HCI platforms deliver compute, software-defined storage, in this case with vSAN and networking infrastructure services in a cluster of PowerEdge servers. Collapsing the core components of the traditional data center—compute and storage—into a server. Because HCI is software-defined—which means the infrastructure operations are logically separated from the physical hardware—the integration between components is much tighter. HCI manages everything as a single system through a common toolset.
VxRail systems are optimized for VMware vSAN software, which is fully integrated in the kernel of vSphere and provides full-featured, cost-effective, software-defined storage. vSAN implements an efficient architecture, built directly into hypervisor. This distinguishes vSAN from solutions that typically install a virtual storage appliance (VSA) that runs as a guest VM on each host.
Embedding vSAN into the ESXi kernel layer has advantages in performance and memory requirements. It has little impact on CPU utilization (less than 10 percent) and self-balances based on workload and resource availability.

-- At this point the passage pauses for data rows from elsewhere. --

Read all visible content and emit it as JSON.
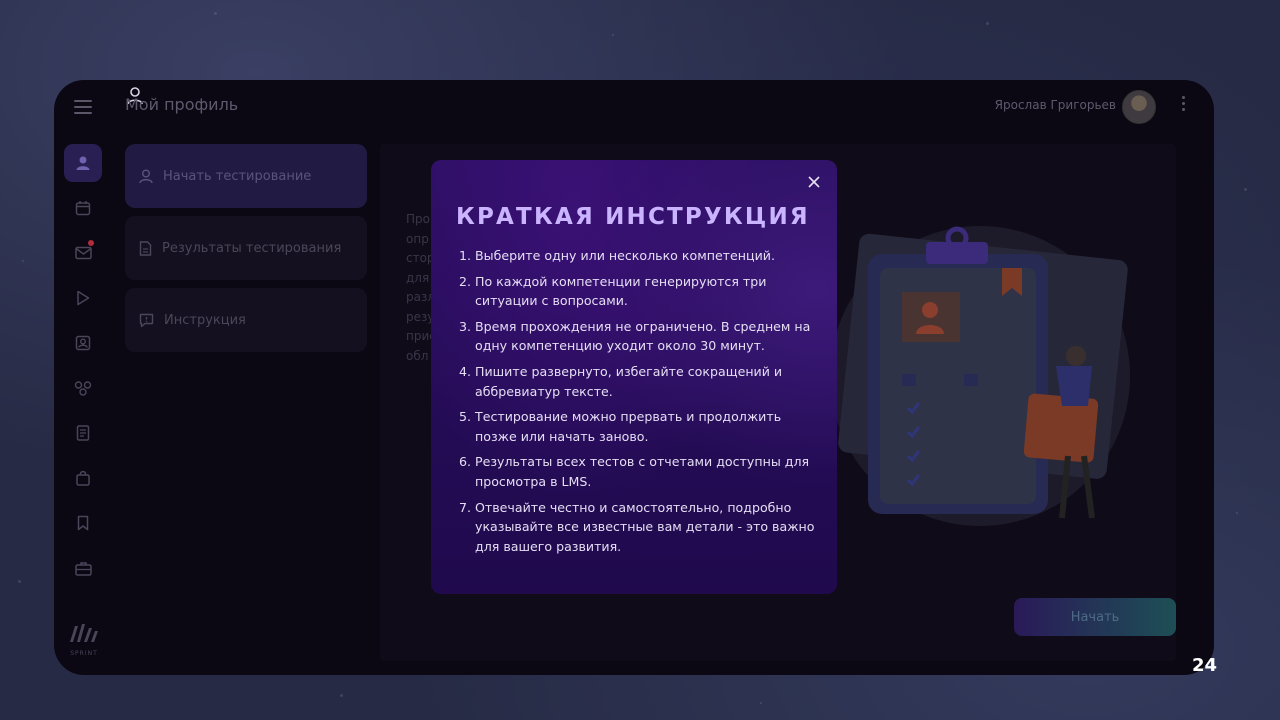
{
  "header": {
    "page_title": "Мой профиль",
    "user_name": "Ярослав Григорьев"
  },
  "rail": {
    "items": [
      {
        "icon": "user-icon",
        "active": true
      },
      {
        "icon": "calendar-icon"
      },
      {
        "icon": "mail-icon",
        "has_notification": true
      },
      {
        "icon": "play-icon"
      },
      {
        "icon": "contact-card-icon"
      },
      {
        "icon": "network-icon"
      },
      {
        "icon": "document-icon"
      },
      {
        "icon": "shopping-bag-icon"
      },
      {
        "icon": "bookmark-icon"
      },
      {
        "icon": "briefcase-icon"
      }
    ],
    "logo_text": "SPRINT"
  },
  "submenu": {
    "items": [
      {
        "label": "Начать тестирование",
        "icon": "user-icon",
        "active": true
      },
      {
        "label": "Результаты тестирования",
        "icon": "document-icon"
      },
      {
        "label": "Инструкция",
        "icon": "chat-icon"
      }
    ]
  },
  "content": {
    "background_text": [
      "Про",
      "опр",
      "стор",
      "для",
      "разл",
      "резу",
      "прис",
      "обл"
    ],
    "start_button": "Начать"
  },
  "modal": {
    "title": "КРАТКАЯ ИНСТРУКЦИЯ",
    "steps": [
      {
        "num": "1.",
        "text": "Выберите одну или несколько компетенций."
      },
      {
        "num": "2.",
        "text": "По каждой компетенции генерируются три ситуации с вопросами."
      },
      {
        "num": "3.",
        "text": "Время прохождения не ограничено. В среднем на одну компетенцию уходит около 30 минут."
      },
      {
        "num": "4.",
        "text": "Пишите развернуто, избегайте сокращений и аббревиатур тексте."
      },
      {
        "num": "5.",
        "text": "Тестирование можно прервать и продолжить позже или начать заново."
      },
      {
        "num": "6.",
        "text": "Результаты всех тестов с отчетами доступны для просмотра в LMS."
      },
      {
        "num": "7.",
        "text": "Отвечайте честно и самостоятельно, подробно указывайте все известные вам детали - это важно для вашего развития."
      }
    ]
  },
  "slide": {
    "page_number": "24"
  },
  "colors": {
    "modal_bg": "#2b0f62",
    "modal_title": "#cbb4ff",
    "app_bg": "#0b0814",
    "accent": "#2a1f53"
  }
}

It presents storage as a familiar data store construct and works seamlessly with other vSphere features such as VMware vSphere vMotion and Storage Policy Based Management to provide the flexibility to easily configure the appropriate level of service for each VM.
vSphere is a well-established virtualization platform, a familiar usable entity in most data centers. Dell leverages vSphere for ESXi-based virtualization and VM networking in multiple product offerings, and supports a common set of VMware and Dell services. This overlap enables a VxRail implementation to integrate smoothly into VMware-centric data centers and to operate in concert with Dell converged, hyperconverged, and traditional storage offerings.
NSX for SDN can optionally be added to the VxRail solution. VMware NSX Data Center transforms the network in a similar way in how vSphere and vSAN transform compute and storage respectively. It provides much more flexibility, agility, and security to overcome limitations of the physical network architecture.